Вновь в течение бесконечных секунд я безумствовал, дергался и сражался, прежде чем меня усадили на полу, прежде чем отвели голову назад, вставили бутылку в горло и зажали нос.

А потом меня утопили в Ежи Ковальском.

То, что наступило потом, то было какое-то такое странное, эйнштейновское время. Являющееся бесконечностью, пока ты находился внутри него, и кратким, как вспышка, пока ты был вне его. Оно состояло из постоянно повторяемого вопроса: "Где находится книга?", а еще – гейзеров боли. Попеременно. И моих отчаянных, все более беспомощных ответов. Всех возможных.

А еще, находясь за пределами тела, можно орать до разрыва горла, можно обмочиться, можно бессильно угрожать, можно плакать. Нужно только лишь найти способ, чтобы довести до этого. Они нашли. Массу способов.

Иногда им делалось скучно.

Пан Стальные Пальцы отдыхал минутку и философствовал.

– Не понимаете вы ситуацию. Я, только лишь очутился здесь, сразу же понял. Разве это похоже на небо? – Он раскинул руки в риторическом жесте. – Не выглядит. А это означает, что буду здесь нужен. Буду нужен власти. Сколько лет я ожидал, чтобы этот черный телефон позвонил. Чтобы кто-то нас заметил. Чтобы кто-то нас заметил, чтобы отдал распоряжение. Публичная безопасность должна быть сохранена. Ведь, подумать, это что же получилось бы? Но телефон не звонил. Вплоть до сегодня. И нам приходилось справляться самим. И вот он вчера зазвонил, причем, по вашему делу. Уже и не упомню, с каких пор ожидаю, а он позвонил. Так что не пиздите мне тут, будто бы не знаете, в чем дело, потому что нервы у меня не железные! Ну! Тогда начнем еще раз: где книга?

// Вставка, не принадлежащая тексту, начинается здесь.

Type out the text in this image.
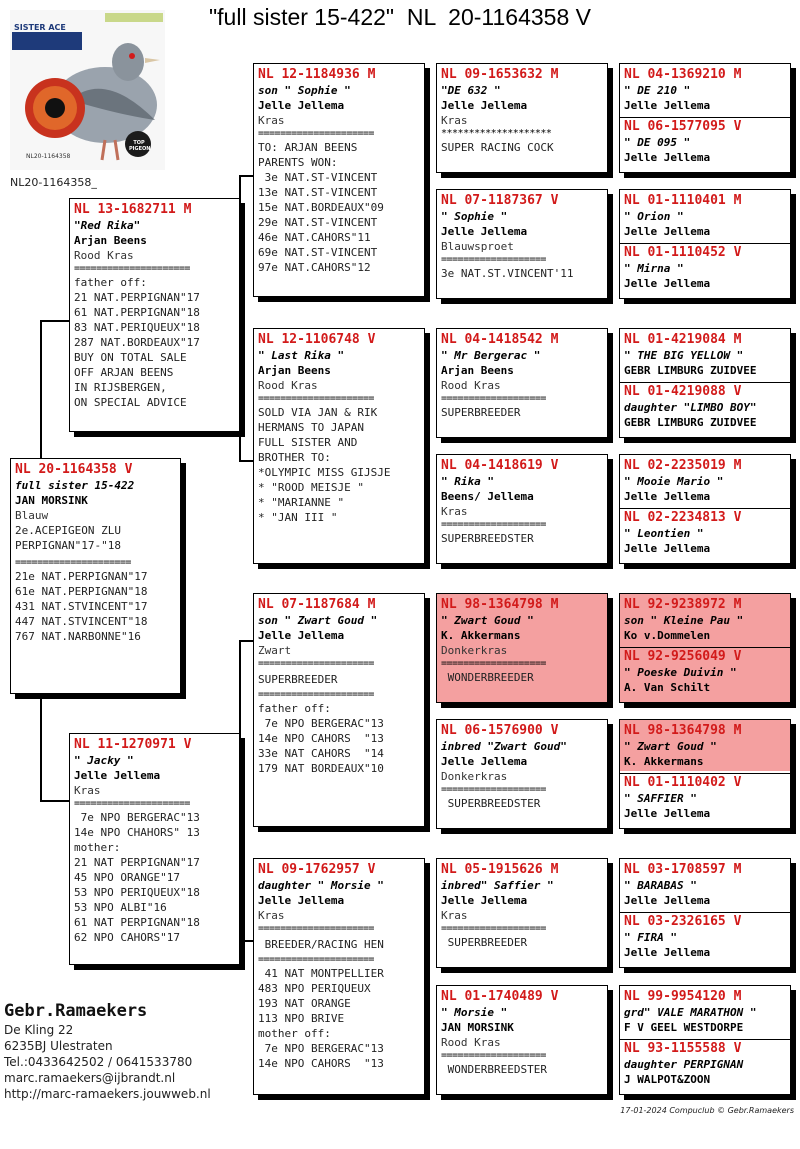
"full sister 15-422"  NL  20-1164358 V
SISTER ACE PERPIGNAN
NL20-1164358
TOP PIGEON
NL20-1164358_
NL 20-1164358 V
full sister 15-422
JAN MORSINK
Blauw
2e.ACEPIGEON ZLU
PERPIGNAN"17-"18
=====================
21e NAT.PERPIGNAN"17
61e NAT.PERPIGNAN"18
431 NAT.STVINCENT"17
447 NAT.STVINCENT"18
767 NAT.NARBONNE"16
NL 13-1682711 M
"Red Rika"
Arjan Beens
Rood Kras
=====================
father off:
21 NAT.PERPIGNAN"17
61 NAT.PERPIGNAN"18
83 NAT.PERIQUEUX"18
287 NAT.BORDEAUX"17
BUY ON TOTAL SALE
OFF ARJAN BEENS
IN RIJSBERGEN,
ON SPECIAL ADVICE
NL 11-1270971 V
" Jacky "
Jelle Jellema
Kras
=====================
7e NPO BERGERAC"13
14e NPO CHAHORS" 13
mother:
21 NAT PERPIGNAN"17
45 NPO ORANGE"17
53 NPO PERIQUEUX"18
53 NPO ALBI"16
61 NAT PERPIGNAN"18
62 NPO CAHORS"17
NL 12-1184936 M
son " Sophie "
Jelle Jellema
Kras
=====================
TO: ARJAN BEENS
PARENTS WON:
3e NAT.ST-VINCENT
13e NAT.ST-VINCENT
15e NAT.BORDEAUX"09
29e NAT.ST-VINCENT
46e NAT.CAHORS"11
69e NAT.ST-VINCENT
97e NAT.CAHORS"12
NL 12-1106748 V
" Last Rika "
Arjan Beens
Rood Kras
=====================
SOLD VIA JAN & RIK
HERMANS TO JAPAN
FULL SISTER AND
BROTHER TO:
*OLYMPIC MISS GIJSJE
* "ROOD MEISJE "
* "MARIANNE "
* "JAN III "
NL 07-1187684 M
son " Zwart Goud "
Jelle Jellema
Zwart
=====================
SUPERBREEDER
=====================
father off:
7e NPO BERGERAC"13
14e NPO CAHORS  "13
33e NAT CAHORS  "14
179 NAT BORDEAUX"10
NL 09-1762957 V
daughter " Morsie "
Jelle Jellema
Kras
=====================
BREEDER/RACING HEN
=====================
41 NAT MONTPELLIER
483 NPO PERIQUEUX
193 NAT ORANGE
113 NPO BRIVE
mother off:
7e NPO BERGERAC"13
14e NPO CAHORS  "13
NL 09-1653632 M
"DE 632 "
Jelle Jellema
Kras
********************
SUPER RACING COCK
NL 07-1187367 V
" Sophie "
Jelle Jellema
Blauwsproet
===================
3e NAT.ST.VINCENT'11
NL 04-1418542 M
" Mr Bergerac "
Arjan Beens
Rood Kras
===================
SUPERBREEDER
NL 04-1418619 V
" Rika "
Beens/ Jellema
Kras
===================
SUPERBREEDSTER
NL 98-1364798 M
" Zwart Goud "
K. Akkermans
Donkerkras
===================
WONDERBREEDER
NL 06-1576900 V
inbred "Zwart Goud"
Jelle Jellema
Donkerkras
===================
SUPERBREEDSTER
NL 05-1915626 M
inbred" Saffier "
Jelle Jellema
Kras
===================
SUPERBREEDER
NL 01-1740489 V
" Morsie "
JAN MORSINK
Rood Kras
===================
WONDERBREEDSTER
NL 04-1369210 M
" DE 210 "
Jelle Jellema
NL 06-1577095 V
" DE 095 "
Jelle Jellema
NL 01-1110401 M
" Orion "
Jelle Jellema
NL 01-1110452 V
" Mirna "
Jelle Jellema
NL 01-4219084 M
" THE BIG YELLOW "
GEBR LIMBURG ZUIDVEE
NL 01-4219088 V
daughter "LIMBO BOY"
GEBR LIMBURG ZUIDVEE
NL 02-2235019 M
" Mooie Mario "
Jelle Jellema
NL 02-2234813 V
" Leontien "
Jelle Jellema
NL 92-9238972 M
son " Kleine Pau "
Ko v.Dommelen
NL 92-9256049 V
" Poeske Duivin "
A. Van Schilt
NL 98-1364798 M
" Zwart Goud "
K. Akkermans
NL 01-1110402 V
" SAFFIER "
Jelle Jellema
NL 03-1708597 M
" BARABAS "
Jelle Jellema
NL 03-2326165 V
" FIRA "
Jelle Jellema
NL 99-9954120 M
grd" VALE MARATHON "
F V GEEL WESTDORPE
NL 93-1155588 V
daughter PERPIGNAN
J WALPOT&ZOON
Gebr.Ramaekers
De Kling 22
6235BJ Ulestraten
Tel.:0433642502 / 0641533780
marc.ramaekers@ijbrandt.nl
http://marc-ramaekers.jouwweb.nl
17-01-2024 Compuclub © Gebr.Ramaekers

Какое-то время я валялся на холодном цементе, словно мокрая тряпка. А потом как-то даже собрался. Настолько, чтобы подняться на ладони и колени, потащиться к стене и опереться о нее спиной. Совсем темно не было, моя кровь рассеивала рыжий, неоновый отсвет.

Сергей Черный Волк рассказывал мне про колдунов, которых советская власть пыталась искоренить. Рассказывал про своего деда, Уйчука, которого арестовывали несколько раз в различные периоды борььы с реакционным суеверием. Приезжали с огромной помпезностью, на автомобилях, человек восемь или десять, забирали под охрану и везли несколько сотен километров, в область. А на следующий день дед сидел на пороге перед своим домом, пыхал трубкой и чинил собачью упряжь. По мере течения времени автомобили делались все более хитроумными, точно так же, как оружие тех, которые приезжали. В первый раз его забирали разболтанным грузовиком ЗИС, угрожая помнящими еще царя "трехлинейками" с примкнутыми штыками и револьверами "наган"; потом у них появились "виллисы" и ППШ, а в последний раз уже был снегоход на гусеницах и автоматы Калашникова.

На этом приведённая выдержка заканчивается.